The pathology of T cells in systemic lupus erythematosus

Abstract

Systemic lupus erythematosus (SLE) is characterized by the production of a wide array of autoantibodies. Thus, the condition was traditionally classified as a "B-cell disease". Compelling evidence has however shown that without the assistance of the helper T lymphocytes, it is indeed difficult for the "helpless" B cells to become functional enough to trigger SLE-related inflammation. T cells have been recognized to be crucial in the pathogenicity of SLE through their capabilities to communicate with and offer enormous help to B cells for driving autoantibody production. Recently, a number of phenotypic and functional alterations which increase the propensity to trigger lupus-related inflammation have been identified in lupus T cells. Here, potential mechanisms involving alterations in T-cell receptor expressions, postreceptor downstream signalling, epigenetics, and oxidative stress which favour activation of lupus T cells will be discussed. Additionally, how regulatory CD4+, CD8+, and γδ T cells tune down lupus-related inflammation will be highlighted.
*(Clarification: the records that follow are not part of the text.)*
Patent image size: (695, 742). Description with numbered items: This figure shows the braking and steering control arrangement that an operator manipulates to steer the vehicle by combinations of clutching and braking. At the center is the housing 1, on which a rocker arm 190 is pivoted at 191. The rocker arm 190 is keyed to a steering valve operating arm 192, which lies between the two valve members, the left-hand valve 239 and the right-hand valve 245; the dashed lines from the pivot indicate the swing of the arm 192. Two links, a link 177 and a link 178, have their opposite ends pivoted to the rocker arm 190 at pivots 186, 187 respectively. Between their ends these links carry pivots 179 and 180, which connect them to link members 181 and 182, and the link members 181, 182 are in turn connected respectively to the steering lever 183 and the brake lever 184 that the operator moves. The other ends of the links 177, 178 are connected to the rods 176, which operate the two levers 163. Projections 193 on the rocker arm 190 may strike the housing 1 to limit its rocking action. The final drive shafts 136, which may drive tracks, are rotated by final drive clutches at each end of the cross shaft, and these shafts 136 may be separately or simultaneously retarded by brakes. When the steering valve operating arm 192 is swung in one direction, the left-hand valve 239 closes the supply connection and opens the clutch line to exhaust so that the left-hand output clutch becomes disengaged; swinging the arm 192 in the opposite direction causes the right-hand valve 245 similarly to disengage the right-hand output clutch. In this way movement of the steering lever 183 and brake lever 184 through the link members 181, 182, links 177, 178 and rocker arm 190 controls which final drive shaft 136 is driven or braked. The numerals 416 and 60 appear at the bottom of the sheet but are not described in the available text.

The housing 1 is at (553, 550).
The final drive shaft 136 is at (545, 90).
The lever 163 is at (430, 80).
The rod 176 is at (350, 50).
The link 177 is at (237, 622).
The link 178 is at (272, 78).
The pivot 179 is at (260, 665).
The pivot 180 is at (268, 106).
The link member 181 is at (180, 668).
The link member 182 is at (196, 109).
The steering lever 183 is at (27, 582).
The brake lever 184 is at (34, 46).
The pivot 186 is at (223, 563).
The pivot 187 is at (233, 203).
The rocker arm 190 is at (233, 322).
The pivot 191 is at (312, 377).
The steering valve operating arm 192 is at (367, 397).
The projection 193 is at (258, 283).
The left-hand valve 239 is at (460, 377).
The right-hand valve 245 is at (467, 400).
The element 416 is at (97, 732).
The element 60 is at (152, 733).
Lastly, while currently available outcomes of clinical trials evaluating therapeutic agents which manipulate the T cells such as calcineurin inhibitors indicate that they are at least as efficacious and safe as conventional immunosuppressants in treating lupus glomerulonephritis, larger clinical trials are undoubtedly required to validate these as-yet favourable findings.

Figure 1

Development of lupus T cells, their interactions with T-regulatory cells and B cells, and alterations of the intracellular physiology of effector lupus T cells. Naïve T cells develop into follicular T-helper cells which cross-talk with B cells for autoantibody production under the stimulation of IL6, IL-21, and ICOS. Naïve T cells develop into effector CD4+ and Th17+ T cells which produce proinflammatory cytokines and exhibit altered intracellular physiology including clustering of CD3-TCR, oxidative-stress induced calcium flux, and consequent change in mRNA transcriptions of various important genes (see text for details). Abbreviations: Tregs, regulatory T cells; ICOS, inducible T-cell costimulator; F-Th, follicular T-helper cells; Syk, spleen tyrosine kinase; CaMKIV, calcium/calmodulin-dependent kinase IV; CREB/CREM, cAMP response element (CRE) binding protein (CREB)/CRE-modulator (CREM); NF-ATc2, nuclear factor of activated T cells; Elf-1, transcription factor Elf-1; Ca²⁺, calcium ion; PP2A, protein phosphatase 2A; mTOR, mitochondrial transmembrane potential and mammalian target of rapamycin; +P, phosphorylation; −P, dephosphorylation.